Se pourrait-il qu’on l’ait entendu ? Que le vampire ne soit pas là ? Elle ne ressent pas sa présence, mais en même temps, elle n’arrive pas à savoir lorsque l’un de ses congénères est proche ou non.

Elle frappe à nouveau et obtient le silence pour seule réponse.

Désirant en avoir le cœur net, elle pose sa main sur la poignée et ouvre la porte, jetant un rapide coup d’œil dans la pièce pour constater que son flair lui fait défaut : le vampire est bien présent ! Figé telle une statue de marbre devant la fenêtre qui donne sur l’avant du château, il l’a donc vue arriver.

Ne pouvant plus reculer, Délila ferme la porte après être entrée.

–    Sulli ? l’appelle-t-elle d’une voix tremblante.

Il ne répond pas.

Elle décide alors de s’approcher, désirant poser sa main sur son bras pour le faire pivoter, mais craignant sa réaction si elle le touche.

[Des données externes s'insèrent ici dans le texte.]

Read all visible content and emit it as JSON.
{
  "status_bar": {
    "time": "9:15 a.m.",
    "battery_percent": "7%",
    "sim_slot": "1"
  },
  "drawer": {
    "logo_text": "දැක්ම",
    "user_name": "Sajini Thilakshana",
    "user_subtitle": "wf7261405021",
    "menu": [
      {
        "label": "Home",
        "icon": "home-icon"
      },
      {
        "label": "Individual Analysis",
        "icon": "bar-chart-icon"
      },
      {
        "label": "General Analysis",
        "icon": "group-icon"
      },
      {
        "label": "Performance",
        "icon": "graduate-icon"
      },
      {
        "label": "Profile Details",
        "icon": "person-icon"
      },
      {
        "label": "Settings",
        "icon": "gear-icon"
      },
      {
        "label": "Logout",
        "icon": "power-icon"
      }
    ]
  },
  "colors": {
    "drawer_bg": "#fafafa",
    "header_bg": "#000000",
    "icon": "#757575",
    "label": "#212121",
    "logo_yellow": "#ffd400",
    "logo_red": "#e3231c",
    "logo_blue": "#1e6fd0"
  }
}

–    Parle-moi, réclame-t-elle.

–    Tu m’as trahi, murmure-t-il en faisant volte-face, les traits ravagés par le chagrin comme jamais elle ne l’avait vu.

Cette vision se fraye un chemin jusqu’à son cœur, qui se brise en mille morceaux.

–    Je te demande pardon, articule-t-elle avec difficultés, ce n’était pas mon intention.

Il garde le silence, lui donnant l’impression de réfléchir à ces mots alors qu’il n’en est rien. Sulli tente de maîtriser sa colère et de rester calme. Il ne tolère pas la trahison.

–    Quand comptais-tu me dire que tu te tapais mon ancien ami ?

Elle déglutit à cette question posée calmement, mais aux effets tranchants.

–    Je ne sais plus où j’en suis, confie-t-elle.

–    J’ai plutôt l’impression du contraire.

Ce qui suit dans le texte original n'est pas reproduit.